Like I did last year, I’ve assembled a list of the things we really enjoyed about this week’s March Break trip to Halifax:
- The best meal of the trip was undoubtedly at EDNA. This place fires on all cylinders: transcendent staff, comfortable room, good music, absolutely fantastic food (the best gnocchi I’ve ever had, hands down). I’m only sorry we waited so long to search it out.
- There’s been a shift in the coffee scene for the first time in a long time: Weird Harbour is now my go-to, replacing the venerable Two If By Sea. Overseen by the serene Dan Weir, the place evokes the good old days of ROW142 here in Charlottetown. Runner up is Narrow Espresso in the South End; the coffee’s not quite as good, but the space is fun and the folks are friendly.
- Yu Yo was our favourite find of the trip: we went twice, and had good tea and great service both times. And bought more stationery than is healthy.
- We really, really enjoyed the new Discovery Centre.
- Fruition, in the Seaport Market, satisfied our need for a vegan eatery after a few days of non-vegan indulgence. It doesn’t get more “why on earth would you need a bun for a veggie burger?” vegan than this; the food was tasty, though, and we’ll be back.
- Ethan’s favourite new thing was the Ardmore Park Service Dog Area; he loved it.
- We stayed at the Hampton Inn Downtown, on Brunswick Street. It’s not the cheapest place to stay, but you can’t beat it for being central, with both the South End and the North End an easy walk, and Quinpool Road and beyond a straight shot up Cogswell. The rooms are clean, the beds comfortable, and the breakfast plentiful and hot.
- Last year it was Oliver’s computer that needed fixing; this year it was mine.
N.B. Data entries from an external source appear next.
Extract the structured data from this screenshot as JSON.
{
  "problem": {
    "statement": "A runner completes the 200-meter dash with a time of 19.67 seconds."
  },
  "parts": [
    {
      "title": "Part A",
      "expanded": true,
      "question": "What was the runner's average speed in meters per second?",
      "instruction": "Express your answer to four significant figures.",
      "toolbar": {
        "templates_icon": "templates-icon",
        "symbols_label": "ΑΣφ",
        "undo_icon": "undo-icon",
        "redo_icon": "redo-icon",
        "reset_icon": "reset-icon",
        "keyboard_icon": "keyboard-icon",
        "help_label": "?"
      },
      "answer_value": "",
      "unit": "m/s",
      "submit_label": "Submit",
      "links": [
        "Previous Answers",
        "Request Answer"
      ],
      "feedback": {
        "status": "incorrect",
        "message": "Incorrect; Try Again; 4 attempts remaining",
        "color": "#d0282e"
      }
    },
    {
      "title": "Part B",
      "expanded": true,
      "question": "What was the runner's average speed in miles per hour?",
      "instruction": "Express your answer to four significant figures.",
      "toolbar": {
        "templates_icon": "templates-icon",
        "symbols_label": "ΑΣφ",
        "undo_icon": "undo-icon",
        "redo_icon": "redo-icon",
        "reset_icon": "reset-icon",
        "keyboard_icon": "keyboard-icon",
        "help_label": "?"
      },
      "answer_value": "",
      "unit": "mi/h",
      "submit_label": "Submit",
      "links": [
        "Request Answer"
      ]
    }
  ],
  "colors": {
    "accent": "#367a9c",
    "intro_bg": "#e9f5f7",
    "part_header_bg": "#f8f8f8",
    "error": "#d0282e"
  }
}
The Apple Store rose to the challenge again, and swapped a new battery into my 2011 MacBook Air with only a couple of hours wait (this is, by far and away, the longest any computer has ever lasted me; and it’s still going strong).
Meanwhile, Halifax appears to be continuing to eat itself: the downtown remains in a constant state of construction, with cranes and barriers around every corner. I’ve no idea who the market is for all the new office space and condos that are going up; are these new people, or just a rearrangement of people already there? The net effect of this, at least for the moment, is that Barrington Street, which was the vital heart of the city when I first visited in the 1980s, remains a veritable wasteland, and it’s not clear what the end game is. I suspect little will be settled if we return in a year’s time.